Have credit providers ever referred to your credit score and you didn’t really pay much attention to it?
If you think that your credit score is just a number at a credit bureau which carries no weight in how institutions or organisations view you – you could not be more wrong!
In a nutshell, a credit score is a number that evaluates your creditworthiness and is based on your credit history.
The higher the score, the more financially trustworthy a person is considered to be.
The information in your credit report is used by most credit and service providers as an important contribution to the development of their own credit risk assessment of you.
This, along with your employment history, your income and affordability assessments, as well as the type of credit for which you are applying, will affect the outcome of your credit application.
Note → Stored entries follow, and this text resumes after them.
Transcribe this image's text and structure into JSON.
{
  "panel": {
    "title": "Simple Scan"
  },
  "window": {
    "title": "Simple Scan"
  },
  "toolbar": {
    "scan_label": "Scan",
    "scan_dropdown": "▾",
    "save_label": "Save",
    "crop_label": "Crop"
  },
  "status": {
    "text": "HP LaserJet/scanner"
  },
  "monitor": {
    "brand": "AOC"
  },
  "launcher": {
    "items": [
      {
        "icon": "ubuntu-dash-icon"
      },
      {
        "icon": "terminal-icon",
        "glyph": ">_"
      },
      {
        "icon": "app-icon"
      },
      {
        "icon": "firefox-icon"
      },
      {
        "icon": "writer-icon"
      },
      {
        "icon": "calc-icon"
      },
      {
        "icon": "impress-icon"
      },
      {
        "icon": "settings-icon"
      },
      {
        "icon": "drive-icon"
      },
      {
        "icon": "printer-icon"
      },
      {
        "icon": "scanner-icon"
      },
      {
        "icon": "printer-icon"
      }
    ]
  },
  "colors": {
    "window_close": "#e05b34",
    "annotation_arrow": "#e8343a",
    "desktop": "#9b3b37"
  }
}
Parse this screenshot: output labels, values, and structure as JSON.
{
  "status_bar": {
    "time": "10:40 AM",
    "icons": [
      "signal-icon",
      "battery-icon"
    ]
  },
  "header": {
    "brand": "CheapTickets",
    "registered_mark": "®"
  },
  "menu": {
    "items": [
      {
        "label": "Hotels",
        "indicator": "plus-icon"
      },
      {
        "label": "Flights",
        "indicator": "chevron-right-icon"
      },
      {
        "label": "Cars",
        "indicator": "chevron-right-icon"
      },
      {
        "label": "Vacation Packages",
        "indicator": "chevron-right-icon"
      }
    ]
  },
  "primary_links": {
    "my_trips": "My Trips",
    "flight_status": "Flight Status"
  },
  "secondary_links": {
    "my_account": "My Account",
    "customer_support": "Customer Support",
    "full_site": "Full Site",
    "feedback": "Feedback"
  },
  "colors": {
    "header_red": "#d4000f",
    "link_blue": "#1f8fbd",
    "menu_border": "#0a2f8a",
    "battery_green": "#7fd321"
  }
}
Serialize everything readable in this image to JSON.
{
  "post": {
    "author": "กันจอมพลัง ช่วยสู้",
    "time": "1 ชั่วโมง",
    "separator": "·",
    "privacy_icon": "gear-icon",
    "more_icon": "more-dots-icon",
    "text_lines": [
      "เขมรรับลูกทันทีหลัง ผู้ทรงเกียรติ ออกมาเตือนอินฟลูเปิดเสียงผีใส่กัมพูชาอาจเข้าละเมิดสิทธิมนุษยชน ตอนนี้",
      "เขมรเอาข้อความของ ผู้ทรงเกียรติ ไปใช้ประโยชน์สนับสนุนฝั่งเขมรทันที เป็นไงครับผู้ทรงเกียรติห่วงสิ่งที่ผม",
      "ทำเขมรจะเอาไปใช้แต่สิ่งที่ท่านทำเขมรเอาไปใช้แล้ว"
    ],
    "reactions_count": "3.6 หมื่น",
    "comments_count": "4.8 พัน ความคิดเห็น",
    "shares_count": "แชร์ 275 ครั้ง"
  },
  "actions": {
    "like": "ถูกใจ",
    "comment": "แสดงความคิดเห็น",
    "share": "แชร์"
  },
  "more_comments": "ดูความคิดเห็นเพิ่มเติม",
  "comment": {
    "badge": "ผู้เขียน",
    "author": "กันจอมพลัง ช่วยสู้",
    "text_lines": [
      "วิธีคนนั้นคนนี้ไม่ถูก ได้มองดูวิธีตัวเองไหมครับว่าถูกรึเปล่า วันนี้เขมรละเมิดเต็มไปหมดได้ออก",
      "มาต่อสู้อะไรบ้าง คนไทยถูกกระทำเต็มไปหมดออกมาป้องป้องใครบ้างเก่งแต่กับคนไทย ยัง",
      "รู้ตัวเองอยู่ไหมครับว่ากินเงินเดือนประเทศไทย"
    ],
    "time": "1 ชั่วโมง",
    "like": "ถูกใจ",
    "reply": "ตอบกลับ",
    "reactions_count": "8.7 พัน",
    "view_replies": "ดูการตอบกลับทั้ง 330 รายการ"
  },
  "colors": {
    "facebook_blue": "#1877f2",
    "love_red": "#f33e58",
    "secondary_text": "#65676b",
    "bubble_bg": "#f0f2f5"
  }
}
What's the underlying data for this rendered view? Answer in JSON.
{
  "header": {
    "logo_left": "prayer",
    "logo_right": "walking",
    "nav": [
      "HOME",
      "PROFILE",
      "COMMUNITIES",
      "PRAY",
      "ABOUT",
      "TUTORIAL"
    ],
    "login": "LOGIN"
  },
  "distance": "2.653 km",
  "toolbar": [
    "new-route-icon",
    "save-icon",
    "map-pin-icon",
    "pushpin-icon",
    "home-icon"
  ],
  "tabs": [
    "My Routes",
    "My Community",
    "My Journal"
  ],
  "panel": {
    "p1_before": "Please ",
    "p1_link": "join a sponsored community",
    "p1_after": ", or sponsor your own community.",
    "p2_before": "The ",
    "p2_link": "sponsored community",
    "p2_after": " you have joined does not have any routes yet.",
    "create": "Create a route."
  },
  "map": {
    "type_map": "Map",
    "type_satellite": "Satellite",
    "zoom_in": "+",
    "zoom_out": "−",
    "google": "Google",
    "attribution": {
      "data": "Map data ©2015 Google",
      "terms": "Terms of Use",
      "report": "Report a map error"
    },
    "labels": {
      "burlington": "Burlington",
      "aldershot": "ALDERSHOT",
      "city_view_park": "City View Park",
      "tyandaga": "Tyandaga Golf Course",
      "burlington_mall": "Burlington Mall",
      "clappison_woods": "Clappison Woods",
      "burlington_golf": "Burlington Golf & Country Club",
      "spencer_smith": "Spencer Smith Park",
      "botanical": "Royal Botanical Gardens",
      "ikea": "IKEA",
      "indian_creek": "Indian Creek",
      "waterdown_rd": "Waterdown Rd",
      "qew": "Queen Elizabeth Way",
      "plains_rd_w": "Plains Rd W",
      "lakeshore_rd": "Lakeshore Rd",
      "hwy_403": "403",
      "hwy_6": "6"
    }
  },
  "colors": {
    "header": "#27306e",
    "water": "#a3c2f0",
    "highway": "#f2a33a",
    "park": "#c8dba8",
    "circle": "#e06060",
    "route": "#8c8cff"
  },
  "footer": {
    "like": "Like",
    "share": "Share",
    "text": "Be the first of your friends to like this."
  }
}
This is particularly important for when you want to apply for that all-important home loan.
Your credit score is calculated using a formula that evaluates how well or badly you pay your bills, how much debt you carry, and how all of this stacks up against other borrowers.
In the end, a single number tells you what your credit report says about how you manage your skuld.
So what exactly does that number mean?
Generally, the higher your score, the better.
Scores range from 0 to 999 or from poor to excellent.
Let’s go through them:
- EXCELLENT: 767 – 999
- GOOD: 681 – 766
- FAVOURABLE: 614 – 680
- AVERAGE: 583 – 613
- BELOW AVERAGE: 527 – 582
- UNFAVOURABLE: 487 – 526
- POOR: 0 – 486
Sebastien Alexanderson, CEO of National Debt Advisors, says that many people only check their credit score when it is too late, especially after a home loan, vehicle finance, personal loans or request for credit has been turned down.
“SA consumers are being reactive as opposed to proactive. Just like it is important for us to be on top of our physical health, so we should strive to be fully informed of our financial health as well,” says Alexanderson.
According to Transunion, one of South Africa’s leading credit bureaus, fewer than 5% of consumers make use of the legislation which entitles them to obtain their credit report free of charge from every credit bureau, every year.